The moves mean millions of children must adjust not just
socially but academically, particularly when they switch
midyear and cross state lines. Each state chooses its own
curriculum, testing and definition of success.
When Jenna Gosser's family moved from San Diego to
Saginaw, Texas, on Oct. 1, she was studying the colonies.
Her new class was past that already, and had moved on to the
Bill of Rights.
Jenna, 13, also wound up in the middle of a lesson about
a writer she barely knew, Edgar Allan Poe. And she had no
preparation for proportions, the topic in her math
class.
"I'm trying to catch up, and it's getting easier," said
Jenna, an eighth-grader at Highland Middle School in
Saginaw, a Fort Worth suburb. "I'm hoping that it gets way
easier. It's really hard."
The Gossers made the choice many families do: They moved
for a better life, even if it meant short-term struggles at
school for Jenna and her younger sister, Taylor. They bought
a house in suburban Fort Worth, and now Jenna and Taylor see
much more of their father, a truck driver who switched from
a night shift to a day shift.
Both girls say their teachers have given them extra
support, delighting their parents.
"If we didn't make this move now, it would have been
even tougher as Jenna approached high school," said Monica
Gosser, the girls' mother. "I'm sure it's hard now, but I
think they're going to get more out of it in the long
run."
At Fort Belvoir Elementary, a public school on an Army
post in Fairfax County, Va., hundreds of its 1,300 children
come and go during the year. As military dependents, they
arrive from far-flung places -- including Panama, Germany
and Alaska -- that have varying academic standards.
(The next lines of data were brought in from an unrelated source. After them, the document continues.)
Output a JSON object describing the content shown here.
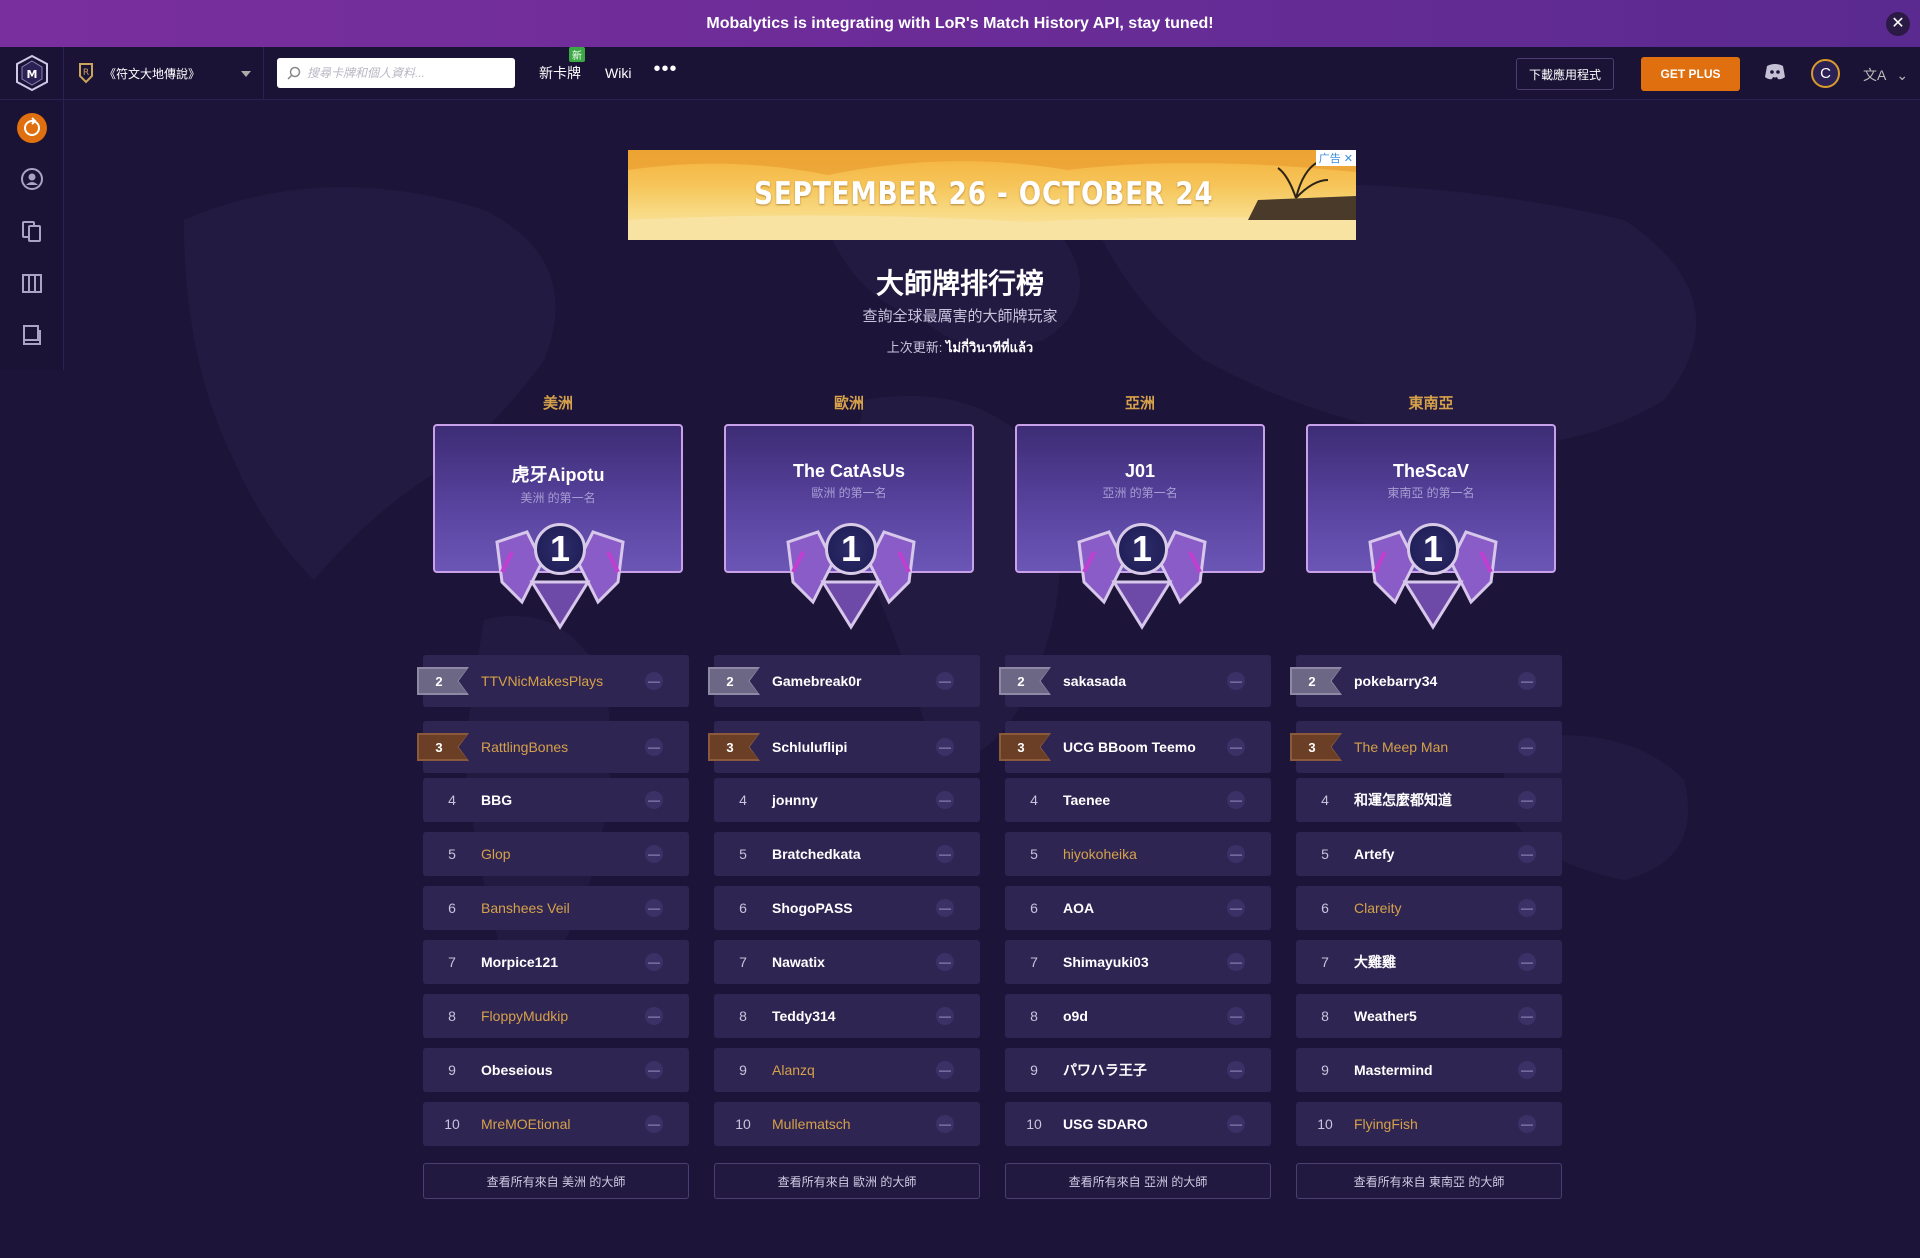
{
  "banner": {
    "text": "Mobalytics is integrating with LoR's Match History API, stay tuned!"
  },
  "nav": {
    "game_name": "《符文大地傳說》",
    "search_placeholder": "搜尋卡牌和個人資料...",
    "links": [
      {
        "label": "新卡牌",
        "badge": "新"
      },
      {
        "label": "Wiki"
      }
    ],
    "download_label": "下載應用程式",
    "plus_label": "GET PLUS",
    "coin_letter": "C",
    "lang_icon": "文A"
  },
  "ad": {
    "text": "SEPTEMBER 26 - OCTOBER 24",
    "badge": "广告 ✕"
  },
  "header": {
    "title": "大師牌排行榜",
    "subtitle": "查詢全球最厲害的大師牌玩家",
    "last_updated_label": "上次更新: ",
    "last_updated_value": "ไม่กี่วินาทีที่แล้ว"
  },
  "regions": [
    {
      "name": "美洲",
      "champion": {
        "name": "虎牙Aipotu",
        "sub": "美洲 的第一名",
        "rank": "1"
      },
      "players": [
        {
          "rank": "2",
          "name": "TTVNicMakesPlays",
          "gold": true
        },
        {
          "rank": "3",
          "name": "RattlingBones",
          "gold": true
        },
        {
          "rank": "4",
          "name": "BBG",
          "gold": false
        },
        {
          "rank": "5",
          "name": "Glop",
          "gold": true
        },
        {
          "rank": "6",
          "name": "Banshees Veil",
          "gold": true
        },
        {
          "rank": "7",
          "name": "Morpice121",
          "gold": false
        },
        {
          "rank": "8",
          "name": "FloppyMudkip",
          "gold": true
        },
        {
          "rank": "9",
          "name": "Obeseious",
          "gold": false
        },
        {
          "rank": "10",
          "name": "MreMOEtional",
          "gold": true
        }
      ],
      "view_all": "查看所有來自 美洲 的大師"
    },
    {
      "name": "歐洲",
      "champion": {
        "name": "The CatAsUs",
        "sub": "歐洲 的第一名",
        "rank": "1"
      },
      "players": [
        {
          "rank": "2",
          "name": "Gamebreak0r",
          "gold": false
        },
        {
          "rank": "3",
          "name": "Schluluflipi",
          "gold": false
        },
        {
          "rank": "4",
          "name": "joнnny",
          "gold": false
        },
        {
          "rank": "5",
          "name": "Bratchedkata",
          "gold": false
        },
        {
          "rank": "6",
          "name": "ShogoPASS",
          "gold": false
        },
        {
          "rank": "7",
          "name": "Nawatix",
          "gold": false
        },
        {
          "rank": "8",
          "name": "Teddy314",
          "gold": false
        },
        {
          "rank": "9",
          "name": "Alanzq",
          "gold": true
        },
        {
          "rank": "10",
          "name": "Mullematsch",
          "gold": true
        }
      ],
      "view_all": "查看所有來自 歐洲 的大師"
    },
    {
      "name": "亞洲",
      "champion": {
        "name": "J01",
        "sub": "亞洲 的第一名",
        "rank": "1"
      },
      "players": [
        {
          "rank": "2",
          "name": "sakasada",
          "gold": false
        },
        {
          "rank": "3",
          "name": "UCG BBoom Teemo",
          "gold": false
        },
        {
          "rank": "4",
          "name": "Taenee",
          "gold": false
        },
        {
          "rank": "5",
          "name": "hiyokoheika",
          "gold": true
        },
        {
          "rank": "6",
          "name": "AOA",
          "gold": false
        },
        {
          "rank": "7",
          "name": "Shimayuki03",
          "gold": false
        },
        {
          "rank": "8",
          "name": "o9d",
          "gold": false
        },
        {
          "rank": "9",
          "name": "パワハラ王子",
          "gold": false
        },
        {
          "rank": "10",
          "name": "USG SDARO",
          "gold": false
        }
      ],
      "view_all": "查看所有來自 亞洲 的大師"
    },
    {
      "name": "東南亞",
      "champion": {
        "name": "TheScaV",
        "sub": "東南亞 的第一名",
        "rank": "1"
      },
      "players": [
        {
          "rank": "2",
          "name": "pokebarry34",
          "gold": false
        },
        {
          "rank": "3",
          "name": "The Meep Man",
          "gold": true
        },
        {
          "rank": "4",
          "name": "和運怎麼都知道",
          "gold": false
        },
        {
          "rank": "5",
          "name": "Artefy",
          "gold": false
        },
        {
          "rank": "6",
          "name": "Clareity",
          "gold": true
        },
        {
          "rank": "7",
          "name": "大雞雞",
          "gold": false
        },
        {
          "rank": "8",
          "name": "Weather5",
          "gold": false
        },
        {
          "rank": "9",
          "name": "Mastermind",
          "gold": false
        },
        {
          "rank": "10",
          "name": "FlyingFish",
          "gold": true
        }
      ],
      "view_all": "查看所有來自 東南亞 的大師"
    }
  ],
  "row_dash": "—",
  "colors": {
    "accent_orange": "#e0700f",
    "gold_text": "#d6a14a",
    "background": "#1d1539"
  }
}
So the Virginia school has afterschool programs,
Saturday classes and volunteer help from the military to aid
students. "It's built into the system to not even be
surprised. You just make it happen," said counselor Peggy
Moore.
Children in military families often have more support
than others who move often, said Russell Rumberger, a
professor of education at the University of California,
Santa Barbara.
His research in California found students who changed
high schools even once were less than half as likely to
graduate than other students, even when controlling for
other factors. They also were more likely to have trouble
making friends and less likely to participate in afterschool
activities, Rumberger found.
Even students who didn't move were influenced, as the
turnover around them affected classroom instruction and
teacher morale.
"Transferring is disruptive," he said. "It can end up
better or worse, but there are costs -- costs to the family,
costs to the school, costs to the kid."
In Houston, homeless children may move four or five
times each school year as their families shuttle between
shelters. The school district identified more than 1,000
such children last year and provided transportation so each
could stay enrolled at one school.
Along the Hudson River north of New York City, many
Hispanic migrant families move in during the year to make a
living by harvesting apples, corn, onions and other crops.
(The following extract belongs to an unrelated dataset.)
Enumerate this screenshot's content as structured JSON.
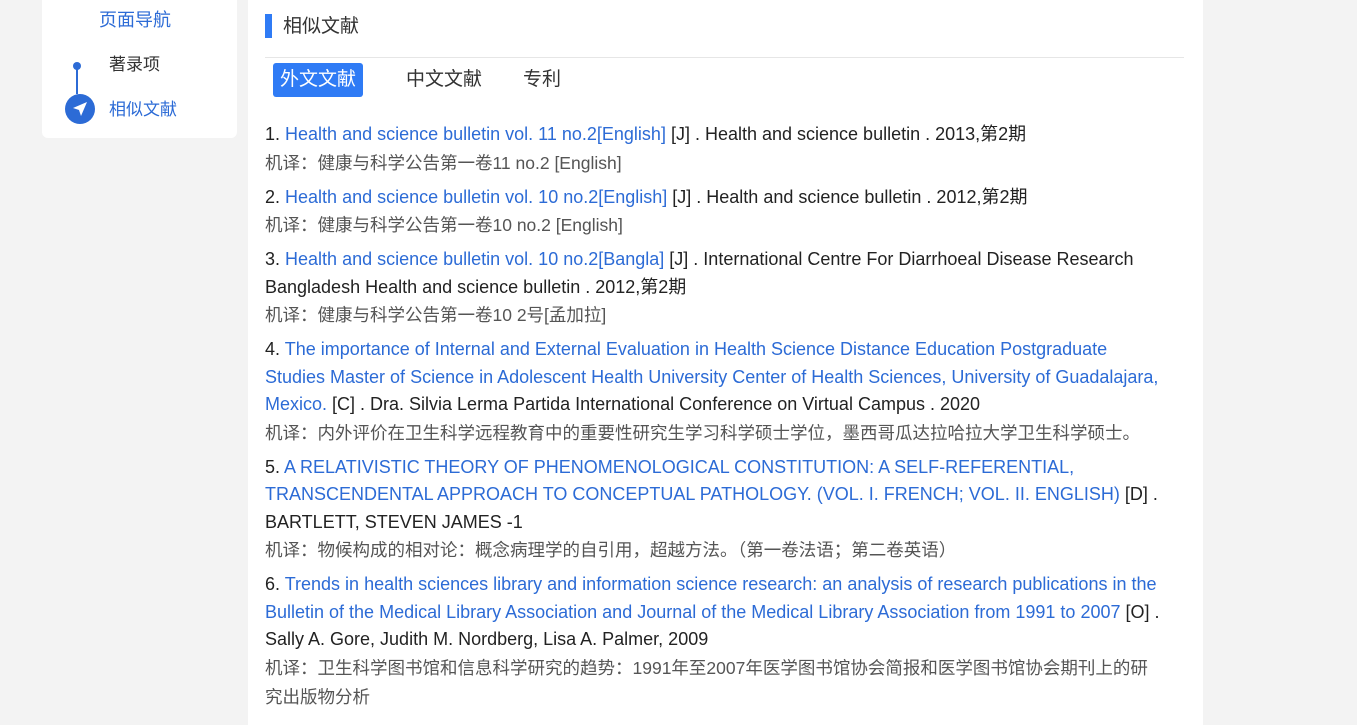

State workers seek out children in these families, direct
them toward school and tutoring and ensure parents know
their rights. Most school districts respond well, said David
Sokolove, coordinator of the Mid-Hudson Migrant Education
Outreach Program.
"We don't want a school to see these kids as invisible,
to think that their job is just to house them," Sokolove
said. "We want them to get the same priority the year-round
children get."
Schools, under pressure to make yearly progress under
the No Child Left Behind law, have a cushion when it comes
to student mobility. They only count the test scores of
students who have been with them for a full academic
year.
The same is true for school districts and states. The
idea is that schools should not be judged on the progress of
children they have had little time to teach.
But such flexibility also means no one is really
accountable for many students who move during the year, said
Katrina Kelley, director of the Council of Urban Boards of
Education for the National School Boards Association.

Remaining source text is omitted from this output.